Unfortunately, human mentality being what it is, you invariably assign the normally perceived meaning and time yourself accordingly. So you join the flowing traffic or rather the ‘crawling’, with a very positive mind. Ten minutes into this snail paced movement, you start wondering as to why you still are where you started.
The traffic then picks up momentum slightly and you assure yourself that ‘it is just the signal holding it up’ and that you should be there at your destination soon.
That ‘soon’ however stretches to three quarters of an hour as you just about make it on time for the appointment, after taking the circuitous one-ways and effectively putting up a fight over parking that is unfortunately a couple of blocks away from your scheduled meeting place.
You reach there sweating, flustered and greet your significant person with one hand wiping the sweat off your brow even as you struggle to catch your breath. This was certainly not the way you had planned it.
Having chosen to live in this erstwhile ‘garden’ city, knowing that the state of our roads are guaranteed to alter not in the positive direction and are more likely to uniformly start pointing in only one direction, given our penchant for resorting to one-ways as a cure for all ills, perhaps it is time to alter our perspective as well as expectations. At least that is something that can be altered to yield positive results.
For starters, we could draw comfort that at least some of our roads still bear a semblance of structure. Not all our roads resemble the state that Bannerghatta road or the Varathur road were in, not too long back, though they hold a lot of promise to soon be.

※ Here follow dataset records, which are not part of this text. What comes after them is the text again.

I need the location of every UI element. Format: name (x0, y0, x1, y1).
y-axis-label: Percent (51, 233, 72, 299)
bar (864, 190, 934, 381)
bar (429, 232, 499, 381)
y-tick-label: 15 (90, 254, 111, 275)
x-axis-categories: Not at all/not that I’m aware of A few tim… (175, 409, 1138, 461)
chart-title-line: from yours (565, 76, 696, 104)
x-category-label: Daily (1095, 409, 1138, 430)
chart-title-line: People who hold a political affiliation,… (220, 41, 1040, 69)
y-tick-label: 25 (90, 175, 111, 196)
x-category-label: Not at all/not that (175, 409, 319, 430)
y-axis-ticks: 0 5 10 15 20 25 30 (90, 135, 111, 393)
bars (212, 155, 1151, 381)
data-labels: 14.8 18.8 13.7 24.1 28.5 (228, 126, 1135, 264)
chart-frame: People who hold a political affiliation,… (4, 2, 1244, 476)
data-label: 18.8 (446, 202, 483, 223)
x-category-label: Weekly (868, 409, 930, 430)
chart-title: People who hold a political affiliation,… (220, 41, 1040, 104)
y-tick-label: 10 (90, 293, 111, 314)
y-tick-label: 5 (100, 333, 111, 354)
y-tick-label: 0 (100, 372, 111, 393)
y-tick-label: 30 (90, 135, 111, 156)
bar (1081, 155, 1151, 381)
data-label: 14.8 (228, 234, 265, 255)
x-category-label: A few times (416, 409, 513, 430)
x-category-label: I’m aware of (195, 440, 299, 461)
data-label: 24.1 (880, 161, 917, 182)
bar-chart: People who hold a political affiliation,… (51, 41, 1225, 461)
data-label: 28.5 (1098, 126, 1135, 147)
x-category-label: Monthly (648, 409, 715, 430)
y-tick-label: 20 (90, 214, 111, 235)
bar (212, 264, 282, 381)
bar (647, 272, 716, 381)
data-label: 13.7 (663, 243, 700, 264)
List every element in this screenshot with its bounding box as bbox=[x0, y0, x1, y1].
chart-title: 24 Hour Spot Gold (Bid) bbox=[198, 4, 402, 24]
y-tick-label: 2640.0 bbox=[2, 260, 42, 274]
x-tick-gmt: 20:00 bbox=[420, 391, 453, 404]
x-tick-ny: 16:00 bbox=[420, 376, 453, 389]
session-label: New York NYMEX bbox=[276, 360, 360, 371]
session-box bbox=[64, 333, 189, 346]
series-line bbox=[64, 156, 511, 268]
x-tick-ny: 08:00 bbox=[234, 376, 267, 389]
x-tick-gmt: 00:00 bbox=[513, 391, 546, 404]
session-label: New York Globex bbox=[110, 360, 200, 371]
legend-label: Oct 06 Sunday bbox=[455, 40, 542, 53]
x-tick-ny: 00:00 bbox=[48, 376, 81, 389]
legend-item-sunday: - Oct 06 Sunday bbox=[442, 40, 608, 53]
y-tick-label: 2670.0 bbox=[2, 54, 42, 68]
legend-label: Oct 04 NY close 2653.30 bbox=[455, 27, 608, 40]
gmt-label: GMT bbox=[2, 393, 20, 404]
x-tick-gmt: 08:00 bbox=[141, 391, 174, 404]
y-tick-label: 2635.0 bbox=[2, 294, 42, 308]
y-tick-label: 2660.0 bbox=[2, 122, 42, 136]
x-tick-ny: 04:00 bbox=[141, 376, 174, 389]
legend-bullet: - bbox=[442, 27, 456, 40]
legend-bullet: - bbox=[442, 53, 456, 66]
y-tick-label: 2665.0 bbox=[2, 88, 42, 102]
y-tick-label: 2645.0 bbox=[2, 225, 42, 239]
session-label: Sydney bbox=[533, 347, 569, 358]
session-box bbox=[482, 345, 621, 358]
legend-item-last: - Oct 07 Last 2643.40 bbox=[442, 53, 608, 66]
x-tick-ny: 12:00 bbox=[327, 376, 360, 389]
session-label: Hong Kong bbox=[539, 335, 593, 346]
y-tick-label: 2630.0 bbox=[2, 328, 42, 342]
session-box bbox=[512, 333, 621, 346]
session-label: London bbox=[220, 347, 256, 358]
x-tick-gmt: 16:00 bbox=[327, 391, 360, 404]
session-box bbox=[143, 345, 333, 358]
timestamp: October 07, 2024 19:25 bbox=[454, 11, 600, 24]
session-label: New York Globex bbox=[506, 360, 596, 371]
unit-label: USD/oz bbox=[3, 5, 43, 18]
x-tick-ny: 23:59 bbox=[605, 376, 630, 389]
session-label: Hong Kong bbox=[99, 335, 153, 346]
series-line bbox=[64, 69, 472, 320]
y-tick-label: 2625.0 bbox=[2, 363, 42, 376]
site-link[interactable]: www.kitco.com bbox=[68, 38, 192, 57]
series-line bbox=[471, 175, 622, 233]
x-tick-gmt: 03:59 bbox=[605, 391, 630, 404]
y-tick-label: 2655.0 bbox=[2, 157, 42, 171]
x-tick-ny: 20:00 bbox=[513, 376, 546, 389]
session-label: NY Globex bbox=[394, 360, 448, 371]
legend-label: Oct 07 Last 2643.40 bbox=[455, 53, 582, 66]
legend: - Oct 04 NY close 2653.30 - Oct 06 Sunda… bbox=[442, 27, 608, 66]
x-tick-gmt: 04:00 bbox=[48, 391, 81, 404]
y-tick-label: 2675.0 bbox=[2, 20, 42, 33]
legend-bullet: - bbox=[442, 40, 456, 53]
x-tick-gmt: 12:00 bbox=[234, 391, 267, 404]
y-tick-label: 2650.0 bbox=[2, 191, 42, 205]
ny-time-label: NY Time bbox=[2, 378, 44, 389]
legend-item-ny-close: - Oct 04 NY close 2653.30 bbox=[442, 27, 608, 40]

One-ways sure make you go around in circles and give you the opportunity to pollute more as well as get polluted but then hasn’t the traffic police gone on record attributing a decline in accidents to this single way corridor?
Now, how many cities greet you unfailingly with unfinished structures blending with rusting iron and full-grown weeds with the promise of a soon-to-be completed ‘fly-over’? And how many cities have traffic choking on top of a fly-over?
How many cities can boast of two-wheelers and auto rickshaws perennially cutting into your lane, and dangerously so when on the ring roads, where Bangaloreans for a change do get to test the speed limits?
These are rare sights indeed. And how many places offer you the opportunity to rein in your temper constantly, by exposing the futility of giving into it in the thick of unruly traffic?
Where else would you get this opportunity to enact your balancing act on your two-wheeler as you inch your way through the narrow gaps before someone else does? These are incredible exercises for the mind and body, delivered free.
So perhaps, instead of complaining, Bangaloreans should be thankful for these rare sights, experiences and opportunities. Like rising in the wee hours of the morning to make it on time to your 8 O’Clock appointment.
Now isn’t that a habit our grand parents tried hard to inculcate but failed? Shouldn’t we be grateful to our city planners for lending the inspiration to develop this virtue?